The above critical thoughts are ponderings that arise from the fact that this book is a profound and eminently readable one that makes you think and feel and learn, and do not detract from the book's powerful value as a collection of eye-opening and historically important memories.
Ms. Kuramoto's memoir should be assigned in schools in subject areas ranging from literature to history to anthropology/sociology. It also should be read by anyone looking to capture, and be captured by, the different experiences of human lives throughout this world, today and yesterday.
4 of 4 people found the following review helpful.
point of view of a Chinese raised in Hong Kong
By David T. Yu
How you react to this book depends on your ethnic background.

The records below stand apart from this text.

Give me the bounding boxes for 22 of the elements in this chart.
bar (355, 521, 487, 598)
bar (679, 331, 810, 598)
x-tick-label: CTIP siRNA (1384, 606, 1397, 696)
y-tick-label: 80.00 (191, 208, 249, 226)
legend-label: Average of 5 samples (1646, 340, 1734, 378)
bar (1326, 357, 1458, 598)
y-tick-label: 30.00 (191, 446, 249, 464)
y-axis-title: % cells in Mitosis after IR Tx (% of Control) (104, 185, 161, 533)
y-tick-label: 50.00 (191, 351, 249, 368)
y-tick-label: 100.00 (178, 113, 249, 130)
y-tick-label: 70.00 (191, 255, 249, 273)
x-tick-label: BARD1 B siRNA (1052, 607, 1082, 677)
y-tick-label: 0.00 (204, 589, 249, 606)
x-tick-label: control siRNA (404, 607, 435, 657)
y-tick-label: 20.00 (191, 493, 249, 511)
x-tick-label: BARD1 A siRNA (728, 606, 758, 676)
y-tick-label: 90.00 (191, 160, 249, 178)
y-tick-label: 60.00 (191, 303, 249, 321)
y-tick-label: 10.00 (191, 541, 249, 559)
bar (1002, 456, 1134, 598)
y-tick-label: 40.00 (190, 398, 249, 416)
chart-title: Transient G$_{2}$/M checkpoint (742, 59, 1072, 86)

I am a Chinese born during the Sino-Japanese war. My parents and their generation suffered immensely from the war, and some of them were burnt by personal experience under the Japanese occupation. There is a general anti-Japanese sentiment among them, which is being transmitted to the later generations. The current generation of Chinese are also greatly influenced by the anti-Japenese propaganda which are being viewed everyday in movies and TV series. In all these media, Chinese were depicted as courageous victims, and Japanese as brutal and somewhat inefficient invaders. This book allows us to see the world again from a different perspective. The author was one of the colonists in Japan-occupied Manchuria. She viewed Manchuko as much as a British would view Hong Kong at the height of the colony under British occupation. Just as the British at that time, she would view the Japanese occupiers as benefactors to the backward society of their Chinese citizens, upgrading their standard of living as well as education. This book is especially moving because the author also describes in very personal terms the changes of her feelings during the collapse of the Japanese empire, and her exodus to the U.S. She reminds us that each of us is an individual first, a nationalist second. This book would benefit all those who view themselves as being benevolent occupiers, as well as all those who consider themselves suffering from foreign intrusions.